We stopped at a small, one-story “house,” no more than two rooms, where we met three old people, half the permanent population of Ano Kastania. My wife, my son, our newfound hostess, and the three old people crammed into the room heated by our togetherness and an antique wood-burning stove. Then one of the septuagenarians began:
At the time of the revolution against the Turks, in 1821, the Turks were driven into the citadel of Monemvasia, and in the course of the massacre of the Turkish population, two children were targeted, brothers. One was killed in the Greeks’ rage, the other, jumped into the sea to save himself, saying in Greek, I am Christian, crossing himself. This child, now brother-less, survived, and eventually sired the Meimetis family. His grandson, Kosta, was your grandfather’s father. But they were not Turks, they were fair and decent.

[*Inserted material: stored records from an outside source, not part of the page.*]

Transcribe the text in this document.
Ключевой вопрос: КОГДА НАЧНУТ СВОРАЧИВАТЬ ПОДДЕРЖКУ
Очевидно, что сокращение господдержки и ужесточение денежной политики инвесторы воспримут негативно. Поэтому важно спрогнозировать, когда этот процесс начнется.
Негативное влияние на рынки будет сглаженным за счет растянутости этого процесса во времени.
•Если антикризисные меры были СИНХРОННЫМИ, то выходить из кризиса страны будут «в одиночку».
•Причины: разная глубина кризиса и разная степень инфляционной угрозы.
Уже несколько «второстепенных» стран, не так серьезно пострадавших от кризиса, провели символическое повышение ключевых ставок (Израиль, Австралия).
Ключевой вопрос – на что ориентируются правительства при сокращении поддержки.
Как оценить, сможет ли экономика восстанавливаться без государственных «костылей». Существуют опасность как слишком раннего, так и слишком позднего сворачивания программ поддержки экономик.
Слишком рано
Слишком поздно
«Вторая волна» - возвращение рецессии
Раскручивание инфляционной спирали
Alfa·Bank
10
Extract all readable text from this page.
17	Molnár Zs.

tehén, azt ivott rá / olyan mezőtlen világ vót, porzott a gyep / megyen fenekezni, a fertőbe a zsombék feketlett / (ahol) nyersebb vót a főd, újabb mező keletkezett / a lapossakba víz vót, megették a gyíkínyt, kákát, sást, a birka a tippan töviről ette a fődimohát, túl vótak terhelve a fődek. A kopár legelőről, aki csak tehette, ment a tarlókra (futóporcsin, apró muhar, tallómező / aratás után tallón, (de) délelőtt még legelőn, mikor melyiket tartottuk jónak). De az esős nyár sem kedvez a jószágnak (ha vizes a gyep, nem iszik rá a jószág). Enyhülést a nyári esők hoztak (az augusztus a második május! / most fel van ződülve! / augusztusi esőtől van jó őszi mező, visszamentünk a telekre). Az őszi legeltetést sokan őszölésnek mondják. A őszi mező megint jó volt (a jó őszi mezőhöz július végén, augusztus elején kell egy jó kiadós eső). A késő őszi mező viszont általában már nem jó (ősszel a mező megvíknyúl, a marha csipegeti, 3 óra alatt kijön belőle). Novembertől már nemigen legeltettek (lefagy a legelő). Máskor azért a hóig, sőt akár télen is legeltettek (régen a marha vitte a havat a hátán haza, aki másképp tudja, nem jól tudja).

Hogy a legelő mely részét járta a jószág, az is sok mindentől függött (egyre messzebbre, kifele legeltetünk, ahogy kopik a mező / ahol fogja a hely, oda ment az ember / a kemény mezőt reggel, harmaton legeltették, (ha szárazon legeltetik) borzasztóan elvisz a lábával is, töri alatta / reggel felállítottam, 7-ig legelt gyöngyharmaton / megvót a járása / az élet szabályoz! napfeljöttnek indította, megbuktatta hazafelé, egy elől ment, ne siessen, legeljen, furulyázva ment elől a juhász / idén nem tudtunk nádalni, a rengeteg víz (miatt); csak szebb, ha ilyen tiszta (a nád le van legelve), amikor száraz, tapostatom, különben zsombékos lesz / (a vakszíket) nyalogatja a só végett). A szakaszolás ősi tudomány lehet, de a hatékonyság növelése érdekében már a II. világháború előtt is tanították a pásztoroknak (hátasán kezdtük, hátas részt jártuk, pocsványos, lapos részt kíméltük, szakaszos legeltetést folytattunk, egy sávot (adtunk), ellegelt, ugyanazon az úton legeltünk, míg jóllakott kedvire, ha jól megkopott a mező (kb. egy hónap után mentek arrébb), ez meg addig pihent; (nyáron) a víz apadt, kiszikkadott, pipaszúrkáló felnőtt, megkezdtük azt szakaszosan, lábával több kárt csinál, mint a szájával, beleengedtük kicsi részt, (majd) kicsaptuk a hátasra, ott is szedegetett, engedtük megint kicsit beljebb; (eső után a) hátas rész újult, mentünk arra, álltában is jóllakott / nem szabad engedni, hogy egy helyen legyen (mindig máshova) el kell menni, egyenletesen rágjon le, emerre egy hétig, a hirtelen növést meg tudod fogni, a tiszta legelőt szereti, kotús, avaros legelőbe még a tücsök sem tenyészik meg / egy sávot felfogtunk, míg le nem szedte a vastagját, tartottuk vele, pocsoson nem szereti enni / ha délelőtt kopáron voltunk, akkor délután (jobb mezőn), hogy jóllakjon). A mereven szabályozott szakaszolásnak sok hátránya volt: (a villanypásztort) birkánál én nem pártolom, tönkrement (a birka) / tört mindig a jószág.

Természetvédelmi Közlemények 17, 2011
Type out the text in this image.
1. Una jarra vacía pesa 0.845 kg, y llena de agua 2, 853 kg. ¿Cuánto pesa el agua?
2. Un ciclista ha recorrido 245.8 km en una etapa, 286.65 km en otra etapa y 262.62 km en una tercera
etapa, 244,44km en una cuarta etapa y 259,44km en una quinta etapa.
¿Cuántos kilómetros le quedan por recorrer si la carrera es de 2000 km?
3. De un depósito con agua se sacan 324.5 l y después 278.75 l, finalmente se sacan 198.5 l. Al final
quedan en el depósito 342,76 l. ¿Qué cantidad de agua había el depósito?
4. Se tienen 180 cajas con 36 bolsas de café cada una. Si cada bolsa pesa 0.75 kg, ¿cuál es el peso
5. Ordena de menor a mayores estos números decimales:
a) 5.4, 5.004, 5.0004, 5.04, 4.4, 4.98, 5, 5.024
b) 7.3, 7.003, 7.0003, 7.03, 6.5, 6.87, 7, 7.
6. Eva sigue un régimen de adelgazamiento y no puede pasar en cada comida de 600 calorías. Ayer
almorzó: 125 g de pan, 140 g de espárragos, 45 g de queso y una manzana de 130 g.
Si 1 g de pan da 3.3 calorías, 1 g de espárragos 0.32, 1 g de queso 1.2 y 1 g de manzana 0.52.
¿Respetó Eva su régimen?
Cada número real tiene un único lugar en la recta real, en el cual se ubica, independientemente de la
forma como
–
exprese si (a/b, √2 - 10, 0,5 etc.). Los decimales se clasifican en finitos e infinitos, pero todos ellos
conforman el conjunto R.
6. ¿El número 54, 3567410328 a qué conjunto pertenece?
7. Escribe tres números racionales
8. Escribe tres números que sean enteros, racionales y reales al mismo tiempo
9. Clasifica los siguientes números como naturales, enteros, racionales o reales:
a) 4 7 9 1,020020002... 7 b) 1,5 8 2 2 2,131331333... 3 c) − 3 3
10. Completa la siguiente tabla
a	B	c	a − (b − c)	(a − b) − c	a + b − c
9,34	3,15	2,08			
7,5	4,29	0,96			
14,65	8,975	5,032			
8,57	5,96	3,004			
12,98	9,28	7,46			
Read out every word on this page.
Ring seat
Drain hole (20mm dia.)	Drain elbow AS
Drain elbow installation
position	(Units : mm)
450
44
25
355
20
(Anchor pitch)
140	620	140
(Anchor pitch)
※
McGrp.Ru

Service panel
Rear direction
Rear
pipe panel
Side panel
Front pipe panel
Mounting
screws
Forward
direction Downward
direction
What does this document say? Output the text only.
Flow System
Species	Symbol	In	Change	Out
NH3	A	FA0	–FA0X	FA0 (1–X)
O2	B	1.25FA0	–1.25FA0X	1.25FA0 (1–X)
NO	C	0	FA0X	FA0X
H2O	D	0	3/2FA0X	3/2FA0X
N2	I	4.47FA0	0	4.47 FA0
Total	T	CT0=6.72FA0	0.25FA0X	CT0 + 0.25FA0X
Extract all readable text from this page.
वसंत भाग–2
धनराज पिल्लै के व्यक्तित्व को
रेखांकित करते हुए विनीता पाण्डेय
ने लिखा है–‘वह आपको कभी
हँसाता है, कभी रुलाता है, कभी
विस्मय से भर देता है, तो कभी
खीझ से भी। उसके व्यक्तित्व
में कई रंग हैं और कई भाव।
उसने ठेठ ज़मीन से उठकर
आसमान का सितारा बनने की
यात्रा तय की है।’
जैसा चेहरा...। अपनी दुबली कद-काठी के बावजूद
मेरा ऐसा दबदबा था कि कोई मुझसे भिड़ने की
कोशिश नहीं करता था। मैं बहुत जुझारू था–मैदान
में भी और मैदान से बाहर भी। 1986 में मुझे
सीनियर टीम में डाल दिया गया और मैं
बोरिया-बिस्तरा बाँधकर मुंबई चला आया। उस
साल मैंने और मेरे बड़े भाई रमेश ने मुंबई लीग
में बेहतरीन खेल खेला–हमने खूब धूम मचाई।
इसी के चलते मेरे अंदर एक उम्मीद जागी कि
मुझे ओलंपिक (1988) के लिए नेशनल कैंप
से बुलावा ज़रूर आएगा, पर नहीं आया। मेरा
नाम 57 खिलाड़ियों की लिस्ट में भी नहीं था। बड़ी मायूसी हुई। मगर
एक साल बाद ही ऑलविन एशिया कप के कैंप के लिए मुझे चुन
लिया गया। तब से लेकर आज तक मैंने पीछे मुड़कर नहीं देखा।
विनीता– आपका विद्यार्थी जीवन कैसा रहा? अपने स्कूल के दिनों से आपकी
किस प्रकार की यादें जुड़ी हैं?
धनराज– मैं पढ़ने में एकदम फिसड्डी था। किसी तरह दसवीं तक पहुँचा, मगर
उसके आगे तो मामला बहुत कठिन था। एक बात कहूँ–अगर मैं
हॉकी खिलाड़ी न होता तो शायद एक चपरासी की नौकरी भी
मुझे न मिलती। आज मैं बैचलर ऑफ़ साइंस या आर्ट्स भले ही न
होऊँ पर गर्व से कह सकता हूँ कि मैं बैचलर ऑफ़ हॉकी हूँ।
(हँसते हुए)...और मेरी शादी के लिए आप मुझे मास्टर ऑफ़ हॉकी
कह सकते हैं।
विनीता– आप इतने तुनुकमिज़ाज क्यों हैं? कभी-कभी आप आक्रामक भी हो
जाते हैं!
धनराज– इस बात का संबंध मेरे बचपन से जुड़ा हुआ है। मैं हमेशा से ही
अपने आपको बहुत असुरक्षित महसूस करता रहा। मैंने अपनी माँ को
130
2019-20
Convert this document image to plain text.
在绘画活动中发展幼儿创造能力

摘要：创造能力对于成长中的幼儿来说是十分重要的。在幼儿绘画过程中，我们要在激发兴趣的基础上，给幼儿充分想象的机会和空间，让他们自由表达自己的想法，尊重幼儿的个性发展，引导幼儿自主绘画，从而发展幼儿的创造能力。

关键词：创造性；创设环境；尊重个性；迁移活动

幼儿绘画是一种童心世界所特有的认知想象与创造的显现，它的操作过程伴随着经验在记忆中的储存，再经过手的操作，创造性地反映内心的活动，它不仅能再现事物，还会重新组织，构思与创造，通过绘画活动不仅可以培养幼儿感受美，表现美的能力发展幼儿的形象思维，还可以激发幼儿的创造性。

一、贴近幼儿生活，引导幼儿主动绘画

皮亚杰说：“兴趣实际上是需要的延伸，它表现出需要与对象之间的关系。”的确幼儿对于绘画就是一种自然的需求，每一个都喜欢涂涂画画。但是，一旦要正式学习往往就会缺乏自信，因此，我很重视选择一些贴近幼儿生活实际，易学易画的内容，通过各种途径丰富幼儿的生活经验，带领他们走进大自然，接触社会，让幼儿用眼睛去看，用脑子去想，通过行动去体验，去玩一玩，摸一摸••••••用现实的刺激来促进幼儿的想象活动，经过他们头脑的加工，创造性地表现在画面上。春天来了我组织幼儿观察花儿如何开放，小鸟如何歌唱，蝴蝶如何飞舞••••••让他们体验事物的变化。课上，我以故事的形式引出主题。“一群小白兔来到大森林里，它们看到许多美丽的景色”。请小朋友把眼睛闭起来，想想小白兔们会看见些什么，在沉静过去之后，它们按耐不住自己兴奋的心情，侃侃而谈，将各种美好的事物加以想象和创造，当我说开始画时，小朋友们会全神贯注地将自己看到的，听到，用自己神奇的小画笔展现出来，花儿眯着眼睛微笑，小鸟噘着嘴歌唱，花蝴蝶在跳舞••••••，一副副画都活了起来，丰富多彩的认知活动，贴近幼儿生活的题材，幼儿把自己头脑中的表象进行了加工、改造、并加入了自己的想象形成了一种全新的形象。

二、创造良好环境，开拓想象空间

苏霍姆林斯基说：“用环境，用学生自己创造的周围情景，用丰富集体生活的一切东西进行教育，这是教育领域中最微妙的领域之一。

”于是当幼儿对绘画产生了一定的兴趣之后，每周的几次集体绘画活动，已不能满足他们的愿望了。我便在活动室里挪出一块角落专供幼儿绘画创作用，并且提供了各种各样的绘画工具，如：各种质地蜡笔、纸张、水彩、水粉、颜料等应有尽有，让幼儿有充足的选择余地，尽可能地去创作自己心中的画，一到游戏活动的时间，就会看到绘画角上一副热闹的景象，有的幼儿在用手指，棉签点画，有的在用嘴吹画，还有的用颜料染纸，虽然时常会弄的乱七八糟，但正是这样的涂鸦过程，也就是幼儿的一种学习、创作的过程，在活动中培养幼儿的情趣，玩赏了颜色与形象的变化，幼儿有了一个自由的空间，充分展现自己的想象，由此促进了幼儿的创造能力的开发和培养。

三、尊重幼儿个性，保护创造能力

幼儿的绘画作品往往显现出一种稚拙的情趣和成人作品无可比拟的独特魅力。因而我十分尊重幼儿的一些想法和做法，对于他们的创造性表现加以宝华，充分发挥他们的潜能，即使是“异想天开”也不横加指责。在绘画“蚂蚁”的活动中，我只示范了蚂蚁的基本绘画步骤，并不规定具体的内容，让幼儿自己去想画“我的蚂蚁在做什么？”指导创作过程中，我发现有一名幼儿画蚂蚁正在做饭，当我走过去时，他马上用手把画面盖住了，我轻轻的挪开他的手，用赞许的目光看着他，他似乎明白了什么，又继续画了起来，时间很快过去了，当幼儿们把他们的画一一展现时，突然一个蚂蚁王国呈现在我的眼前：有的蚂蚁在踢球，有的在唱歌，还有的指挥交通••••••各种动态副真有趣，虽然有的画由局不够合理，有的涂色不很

I had heard a slightly different version, that my grandfather’s great-grandfather was born of a mother taken hostage by the Turks in the course of the Greek revolution, and that when the citadel of Monemvasia was taken by the Greeks, out came a pregnant Greek woman, whose child, Haralambos, received the last name (paratsoukli) of Meimetis (son of Mehmet).
I would find out later, in fact, that my ancestor was the child of mixed Muslim-Christian marriage, who converted to Christianity after the Greek War of Independence. This was the most plausible explanation, backed by his baptismal certificate (shown herein) and by his baptismal name, “Haralambos”—”delight in God’s light,” depicting a newly Christian (enlightened) person, combined with a surname, “Meimetis” which reminds both the bearer and the hearer of more exotic origins.
Back at the samovar, we sipped strong Turkish coffee, and our three-year-old son chattered away in Greek. The old folks smiled, as they imparted to a young family the history of their hamlet, fading, like them, into the ages. We exchanged kisses, no eyes were dry, and went out again to the wind. Our hostess lived in Athens but came down every month or so to check on the old folks and tend her home. I did not know which of the fallen-down houses had belonged to Papou Alexandros; neither did my new-found “Aunt.” It did not matter. I felt I had solved a riddle as to my origins.
We left the village, feeling on our shoulders an almost-nudge of a hand from above, as if someone were bidding us goodbye and thanking us for our visit. Many times, in Greece, when I depart a place of some significance or profundity, either historical or familial, I felt a similar hovering, presence bidding me farewell.
To get down the mountain, we had to go up a few switchbacks. There, below us in the distance, we saw the venerable “island” of Monemvasia, which we had left that very morning, shining in the rain –silver and copper, a citadel of Hellenism which survived and absorbed Slavs, Franks, Venetians, and, yes, Turks. Perhaps Great-great-papou Haralambos had Turkish blood in his lineage, or that of all of the others who passed through Monemvasia. His story is the story of Greece, of the Balkans, and really of humanity. I felt proud to have found in the rocky soil of Kastania, a reference point which rooted me, in the lands of my ancestors. Like others who came from there, it was time to leave again for distant shores, back into the Diaspora, which, like Ano Kastania, was also part of my destiny.